As well as being a figure of the Adelaide establishment, Kelley also owns the Adelaide 76ers NBL franchise, hence his appearance on the podcast. Tredrea introduces his special guest as “a recognised leader in private equity, real estate investing, fund management and business strategy”.
That’s not his CV, Tredders. That’s the self-endorsed skills of an unemployed executive on LinkedIn!
To be fair, one could not expect the former Port Adelaide forward to shape-shift into David Speers. Still, Kelley’s exit from Vicinity was the elephant in room, completely avoided across 32 painful minutes.
Instead, Kelley was tee’d up with painful podcast fodder from Tredders, such as: “Is there anything other than sports you’re looking at? Because it sounds like you don’t mind a bit of hard work and you don’t mind getting out early and you love turning businesses around whether its sport or anything else.”
Nonetheless, “Kelley unplugged” does go over ground that a more self-conscious business figure would find hairy. Like when Kelley grapples with the recent poor performances of the 76ers, the owner notes “your fans need to see commitment, hunger” and “they need to see a culture that’s built around a team and a system that people respect and work towards”.
It’s the type of guff sports owners have to say out loud to convince themselves about the merits of running a losing team. The 76ers finished eighth out of 10 teams in the NBL this year.
One of the reports commissioned into Kelley’s tenure at Vicinity was dubbed the “360 review”, which Lenaghan would later report “found a high degree of workplace dysfunction in senior ranks stemming from Mr Kelley’s behaviour”.
Later, Kelley was asked about women’s sport. “It’s certainly something that I think also ethically is really important for society,” comes the riff. “To see men and women basically achieve in tandem, their ambitions, their dreams, And to have equal opportunity.”

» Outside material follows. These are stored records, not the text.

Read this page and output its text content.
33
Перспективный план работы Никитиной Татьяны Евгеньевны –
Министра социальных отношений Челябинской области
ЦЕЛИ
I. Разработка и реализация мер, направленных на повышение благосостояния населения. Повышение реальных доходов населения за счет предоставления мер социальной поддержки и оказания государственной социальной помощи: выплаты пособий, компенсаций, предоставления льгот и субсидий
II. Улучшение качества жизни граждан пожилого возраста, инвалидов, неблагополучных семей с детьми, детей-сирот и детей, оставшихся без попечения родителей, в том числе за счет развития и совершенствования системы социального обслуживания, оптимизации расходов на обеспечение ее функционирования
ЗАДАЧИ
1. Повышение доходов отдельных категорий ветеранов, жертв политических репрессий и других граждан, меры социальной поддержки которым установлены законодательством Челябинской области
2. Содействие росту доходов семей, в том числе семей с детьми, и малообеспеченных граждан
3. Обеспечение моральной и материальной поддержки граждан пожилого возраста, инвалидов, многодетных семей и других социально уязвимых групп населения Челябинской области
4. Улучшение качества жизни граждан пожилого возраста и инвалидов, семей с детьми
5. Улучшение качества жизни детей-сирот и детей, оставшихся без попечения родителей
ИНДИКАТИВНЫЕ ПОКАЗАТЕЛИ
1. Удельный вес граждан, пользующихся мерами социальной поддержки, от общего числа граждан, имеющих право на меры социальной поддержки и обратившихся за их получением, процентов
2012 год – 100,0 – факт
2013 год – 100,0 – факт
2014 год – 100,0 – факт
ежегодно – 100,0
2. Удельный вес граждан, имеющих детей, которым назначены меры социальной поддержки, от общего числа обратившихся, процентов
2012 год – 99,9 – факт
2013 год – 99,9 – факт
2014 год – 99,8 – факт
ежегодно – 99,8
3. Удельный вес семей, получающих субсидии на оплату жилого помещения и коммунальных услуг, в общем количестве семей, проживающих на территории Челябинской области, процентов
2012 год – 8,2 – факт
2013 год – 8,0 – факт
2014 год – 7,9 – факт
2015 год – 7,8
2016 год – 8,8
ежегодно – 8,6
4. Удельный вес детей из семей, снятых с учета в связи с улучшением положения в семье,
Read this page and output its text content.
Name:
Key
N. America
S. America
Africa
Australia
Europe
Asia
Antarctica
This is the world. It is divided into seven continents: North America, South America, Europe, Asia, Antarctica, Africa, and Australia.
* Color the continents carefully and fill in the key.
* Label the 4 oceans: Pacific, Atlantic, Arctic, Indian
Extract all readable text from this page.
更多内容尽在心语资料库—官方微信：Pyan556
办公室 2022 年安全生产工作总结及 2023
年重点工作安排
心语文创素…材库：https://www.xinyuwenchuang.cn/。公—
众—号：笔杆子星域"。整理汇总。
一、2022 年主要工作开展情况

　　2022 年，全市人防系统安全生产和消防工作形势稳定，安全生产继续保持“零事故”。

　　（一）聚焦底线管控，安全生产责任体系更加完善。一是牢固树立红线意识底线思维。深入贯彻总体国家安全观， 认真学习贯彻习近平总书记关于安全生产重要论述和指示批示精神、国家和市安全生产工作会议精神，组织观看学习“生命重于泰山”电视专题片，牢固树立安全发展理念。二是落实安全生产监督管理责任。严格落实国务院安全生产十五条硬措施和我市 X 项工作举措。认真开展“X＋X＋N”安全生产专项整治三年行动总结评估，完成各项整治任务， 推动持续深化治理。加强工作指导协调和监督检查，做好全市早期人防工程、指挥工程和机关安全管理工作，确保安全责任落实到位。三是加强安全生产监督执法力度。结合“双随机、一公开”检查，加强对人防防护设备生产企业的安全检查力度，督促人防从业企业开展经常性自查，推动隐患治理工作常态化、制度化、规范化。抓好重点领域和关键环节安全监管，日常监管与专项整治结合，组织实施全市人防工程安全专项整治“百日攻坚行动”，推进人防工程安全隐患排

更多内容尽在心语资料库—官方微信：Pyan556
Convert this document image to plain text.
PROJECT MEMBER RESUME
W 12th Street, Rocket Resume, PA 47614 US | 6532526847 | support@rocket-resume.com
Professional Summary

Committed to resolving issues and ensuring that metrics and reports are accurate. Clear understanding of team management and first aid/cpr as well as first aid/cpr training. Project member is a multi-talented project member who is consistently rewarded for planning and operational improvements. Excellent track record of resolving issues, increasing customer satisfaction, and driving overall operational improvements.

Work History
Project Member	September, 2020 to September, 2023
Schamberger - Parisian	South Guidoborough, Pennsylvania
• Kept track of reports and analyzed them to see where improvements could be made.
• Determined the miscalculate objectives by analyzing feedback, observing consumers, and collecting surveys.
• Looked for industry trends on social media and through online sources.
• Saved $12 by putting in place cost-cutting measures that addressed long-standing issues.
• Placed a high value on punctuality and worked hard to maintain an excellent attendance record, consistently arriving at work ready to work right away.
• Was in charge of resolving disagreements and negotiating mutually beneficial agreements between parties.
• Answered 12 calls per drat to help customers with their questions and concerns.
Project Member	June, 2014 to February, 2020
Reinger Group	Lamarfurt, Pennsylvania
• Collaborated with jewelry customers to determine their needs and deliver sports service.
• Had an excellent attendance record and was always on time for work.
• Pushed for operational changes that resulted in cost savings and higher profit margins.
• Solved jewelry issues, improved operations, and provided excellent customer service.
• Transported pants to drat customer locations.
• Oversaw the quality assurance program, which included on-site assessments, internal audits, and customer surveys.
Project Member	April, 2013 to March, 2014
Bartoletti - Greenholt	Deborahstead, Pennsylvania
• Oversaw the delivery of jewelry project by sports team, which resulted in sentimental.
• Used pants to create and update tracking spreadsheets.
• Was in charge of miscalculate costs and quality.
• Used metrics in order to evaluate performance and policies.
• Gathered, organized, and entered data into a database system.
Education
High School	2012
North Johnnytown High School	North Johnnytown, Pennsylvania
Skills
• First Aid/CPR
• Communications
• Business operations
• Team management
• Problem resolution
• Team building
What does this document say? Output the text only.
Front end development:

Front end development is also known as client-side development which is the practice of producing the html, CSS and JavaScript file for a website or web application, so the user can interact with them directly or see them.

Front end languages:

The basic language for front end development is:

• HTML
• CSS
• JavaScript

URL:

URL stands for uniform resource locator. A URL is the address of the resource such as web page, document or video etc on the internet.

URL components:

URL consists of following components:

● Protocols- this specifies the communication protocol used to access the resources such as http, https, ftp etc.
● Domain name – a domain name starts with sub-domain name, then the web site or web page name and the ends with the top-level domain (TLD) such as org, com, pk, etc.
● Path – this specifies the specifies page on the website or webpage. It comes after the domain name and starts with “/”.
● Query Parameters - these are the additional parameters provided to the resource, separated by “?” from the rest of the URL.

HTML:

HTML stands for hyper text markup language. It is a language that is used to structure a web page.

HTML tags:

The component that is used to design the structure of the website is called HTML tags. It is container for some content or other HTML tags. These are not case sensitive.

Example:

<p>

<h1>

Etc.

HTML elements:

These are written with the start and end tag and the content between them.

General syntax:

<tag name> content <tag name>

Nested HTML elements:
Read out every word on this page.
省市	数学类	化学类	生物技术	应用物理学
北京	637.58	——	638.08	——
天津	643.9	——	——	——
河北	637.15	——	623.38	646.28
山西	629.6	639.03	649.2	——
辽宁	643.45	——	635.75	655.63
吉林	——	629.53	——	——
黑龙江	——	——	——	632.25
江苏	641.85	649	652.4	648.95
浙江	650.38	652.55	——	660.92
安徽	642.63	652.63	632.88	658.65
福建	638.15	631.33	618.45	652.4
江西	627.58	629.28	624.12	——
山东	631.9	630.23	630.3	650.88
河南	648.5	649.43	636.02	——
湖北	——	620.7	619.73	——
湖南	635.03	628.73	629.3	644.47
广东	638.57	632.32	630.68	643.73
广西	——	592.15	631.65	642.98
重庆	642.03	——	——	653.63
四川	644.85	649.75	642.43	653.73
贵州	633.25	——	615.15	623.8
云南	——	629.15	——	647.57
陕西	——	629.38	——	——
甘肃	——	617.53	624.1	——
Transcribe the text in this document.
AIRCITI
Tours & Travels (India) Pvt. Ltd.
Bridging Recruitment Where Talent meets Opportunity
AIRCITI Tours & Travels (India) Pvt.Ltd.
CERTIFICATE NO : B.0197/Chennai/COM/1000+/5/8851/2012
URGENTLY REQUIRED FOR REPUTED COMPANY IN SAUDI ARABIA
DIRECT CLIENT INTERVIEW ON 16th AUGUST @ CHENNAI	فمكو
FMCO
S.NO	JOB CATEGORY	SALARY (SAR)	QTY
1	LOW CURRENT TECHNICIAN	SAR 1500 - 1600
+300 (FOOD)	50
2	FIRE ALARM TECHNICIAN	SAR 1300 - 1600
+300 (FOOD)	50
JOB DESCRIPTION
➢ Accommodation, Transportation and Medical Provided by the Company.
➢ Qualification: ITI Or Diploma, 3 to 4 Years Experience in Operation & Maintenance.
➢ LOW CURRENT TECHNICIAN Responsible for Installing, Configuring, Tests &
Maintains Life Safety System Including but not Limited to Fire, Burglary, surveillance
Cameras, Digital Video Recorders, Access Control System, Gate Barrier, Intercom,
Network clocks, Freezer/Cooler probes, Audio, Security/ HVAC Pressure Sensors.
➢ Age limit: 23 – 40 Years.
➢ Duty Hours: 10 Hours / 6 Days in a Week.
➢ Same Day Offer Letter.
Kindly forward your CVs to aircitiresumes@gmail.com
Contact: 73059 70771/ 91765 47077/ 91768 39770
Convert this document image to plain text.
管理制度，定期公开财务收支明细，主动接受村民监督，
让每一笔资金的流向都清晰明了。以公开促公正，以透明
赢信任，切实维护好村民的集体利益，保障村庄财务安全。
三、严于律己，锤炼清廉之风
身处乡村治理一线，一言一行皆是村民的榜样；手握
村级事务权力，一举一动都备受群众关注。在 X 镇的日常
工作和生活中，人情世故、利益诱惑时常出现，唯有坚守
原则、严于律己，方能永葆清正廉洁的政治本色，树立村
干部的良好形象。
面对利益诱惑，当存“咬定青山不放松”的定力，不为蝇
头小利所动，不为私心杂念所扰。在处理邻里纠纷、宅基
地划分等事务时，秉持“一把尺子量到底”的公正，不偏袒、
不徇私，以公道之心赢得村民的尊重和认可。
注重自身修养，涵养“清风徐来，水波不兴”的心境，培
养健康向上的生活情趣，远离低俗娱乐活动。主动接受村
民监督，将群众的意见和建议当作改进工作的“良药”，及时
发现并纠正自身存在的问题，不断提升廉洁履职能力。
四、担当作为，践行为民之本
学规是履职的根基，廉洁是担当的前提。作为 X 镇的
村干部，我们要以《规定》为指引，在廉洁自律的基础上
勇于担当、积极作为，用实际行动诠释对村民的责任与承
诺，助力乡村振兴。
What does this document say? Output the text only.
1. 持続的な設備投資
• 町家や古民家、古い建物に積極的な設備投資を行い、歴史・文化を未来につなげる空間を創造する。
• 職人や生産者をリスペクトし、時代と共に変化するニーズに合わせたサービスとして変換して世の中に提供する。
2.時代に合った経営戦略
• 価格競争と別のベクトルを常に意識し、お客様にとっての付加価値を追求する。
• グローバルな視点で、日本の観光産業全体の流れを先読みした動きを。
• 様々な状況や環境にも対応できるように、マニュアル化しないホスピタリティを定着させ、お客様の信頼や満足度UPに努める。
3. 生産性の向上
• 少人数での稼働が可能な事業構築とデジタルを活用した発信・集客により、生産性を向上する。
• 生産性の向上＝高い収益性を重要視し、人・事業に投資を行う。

Cosplaying as the MLK of women’s sport would surely be news to Maria Festa, Vicinity’s former chief of corporate affairs.
“We are similar,” Kelley was found to have told Festa, “We are both attractive people. And we have had to deal with that our whole lives”.
Or when Kelley, according to the investigation, remarked to her in July last year, “I was at a lunch with [a leading corporate figure]. You and her have similar issues. You are both attractive women and have had to deal with that throughout your careers.”
It’s the low-grade, pervasive dialogue that senior blokes once called banter. The perfect tonic to a good podcast.